Option A: Repeat pH-Impedance Testing On PPI

• Perform 24-hour pH-impedance monitoring while on twice-daily PPI to determine if there is persistent pathological reflux (acid or non-acid) or if symptoms are occurring without reflux events (functional heartburn) 1
• This distinguishes true PPI-refractory GERD from esophageal hypersensitivity versus functional heartburn, which have different management strategies 1

Option B: Trial of Reflux Inhibitor (Baclofen)

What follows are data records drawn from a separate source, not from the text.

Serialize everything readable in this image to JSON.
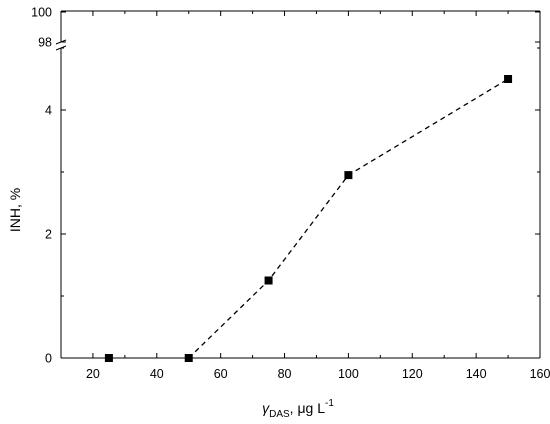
{
  "chart_data": {
    "type": "scatter",
    "xlabel": {
      "symbol": "γ",
      "subscript": "DAS",
      "suffix": ", μg L",
      "superscript": "-1"
    },
    "ylabel": "INH, %",
    "xlim": [
      10,
      160
    ],
    "xticks": [
      20,
      40,
      60,
      80,
      100,
      120,
      140,
      160
    ],
    "ylim_lower": [
      0,
      5
    ],
    "yticks_lower": [
      0,
      2,
      4
    ],
    "yticks_upper": [
      98,
      100
    ],
    "axis_break": true,
    "grid": false,
    "series": [
      {
        "marker": "square",
        "color": "#000000",
        "points": [
          {
            "x": 25,
            "y": 0.0
          },
          {
            "x": 50,
            "y": 0.0
          },
          {
            "x": 75,
            "y": 1.25
          },
          {
            "x": 100,
            "y": 2.95
          },
          {
            "x": 150,
            "y": 4.5
          }
        ]
      }
    ],
    "fit_line": {
      "style": "dashed",
      "color": "#000000",
      "points": [
        {
          "x": 50,
          "y": 0.0
        },
        {
          "x": 75,
          "y": 1.25
        },
        {
          "x": 100,
          "y": 2.95
        },
        {
          "x": 150,
          "y": 4.5
        }
      ]
    }
  }
}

• Although the patient previously discontinued baclofen due to sleepiness, consider retrying at a lower dose: start with 5 mg three times daily and increase gradually to 10 mg three times daily only if tolerated 4, 7, 5
• Baclofen is a GABA-B agonist that reduces transient lower esophageal sphincter relaxations (TLESRs), the primary mechanism of reflux in patients with hiatal hernia 7, 5, 6
• Take 30 minutes before meals to maximize effect on postprandial TLESRs 7, 5

Caveat: Baclofen's central nervous system side effects (drowsiness, dizziness, confusion) limit its use, but lower starting doses and slower titration may improve tolerability 7, 5, 6. The patient's previous trial at 10 mg three times daily may have been too aggressive an initial dose 7

Option C: Consider Anti-Reflux Surgery

• Laparoscopic fundoplication (partial fundoplication preferred given ineffective esophageal motility) is appropriate for carefully selected patients with confirmed reflux hypersensitivity who have failed medical therapy for at least 3 months 1, 4, 5
• The American Gastroenterological Association states that high-quality evidence for anti-reflux surgery efficacy exists for patients with excessive distal esophageal acid exposure or esophagitis when PPI therapy is withheld, and requires preserved peristaltic function 1
• Candidacy criteria: (1) objective documentation of pathological reflux on pH testing off PPI, (2) symptom-reflux correlation on impedance testing, (3) preserved esophageal peristalsis (which this patient has—ineffective motility with peristaltic reserve), (4) failed medical therapy for ≥3 months, (5) significant quality of life impairment 1, 2, 4

Important consideration: The patient's most recent Bravo study showed esophageal hypersensitivity rather than pathological acid exposure, which is a less robust indication for surgery than proven excessive acid reflux 1, 4. However, approximately two-thirds of patients with reflux hypersensitivity respond to anti-reflux surgery, though the response rate is lower than in patients with proven pathological acid reflux 4, 5

What NOT to Do: Common Pitfalls

• Do not continue famotidine as primary therapy—H2-receptor antagonists are significantly less effective than PPIs for GERD and are appropriate only as adjunctive therapy for breakthrough nocturnal symptoms 2, 6, 8
• Do not add nocturnal H2RA to twice-daily PPI—the American Gastroenterological Association recommends against this combination as standard practice due to lack of evidence for improved efficacy and risk of tachyphylaxis 2
• Do not perform repeat endoscopy—the patient had normal endoscopy in the most recent evaluation, and repeating endoscopy is not indicated unless new alarm symptoms develop (dysphagia, weight loss, bleeding) 1, 3
• Do not trial metoclopramide—prokinetic agents have not been proven effective for GERD symptom control and carry significant risk of tardive dyskinesia with prolonged use 2, 6, 8
• Do not continue empiric therapy indefinitely without objective testing—if symptoms persist after 12 weeks of optimized medical therapy, repeat pH-impedance testing on PPI is necessary to guide further management 1, 2

Why This Approach Is Evidence-Based

The British Society of Gastroenterology 2019 guidelines provide the strongest and most recent evidence for managing esophageal hypersensitivity, explicitly stating that pH-impedance monitoring allows recognition of patients with hypersensitivity to non-acid reflux and esophageal distension, and that these patients require management focused on modulating esophageal perception and reducing reflux burden 1. The combination of acid suppression plus neuromodulation addresses both components of the pathophysiology: reducing the chemical stimulus (refluxate acidity) and modulating the heightened perception of normal physiologic reflux events 1, 2, 4.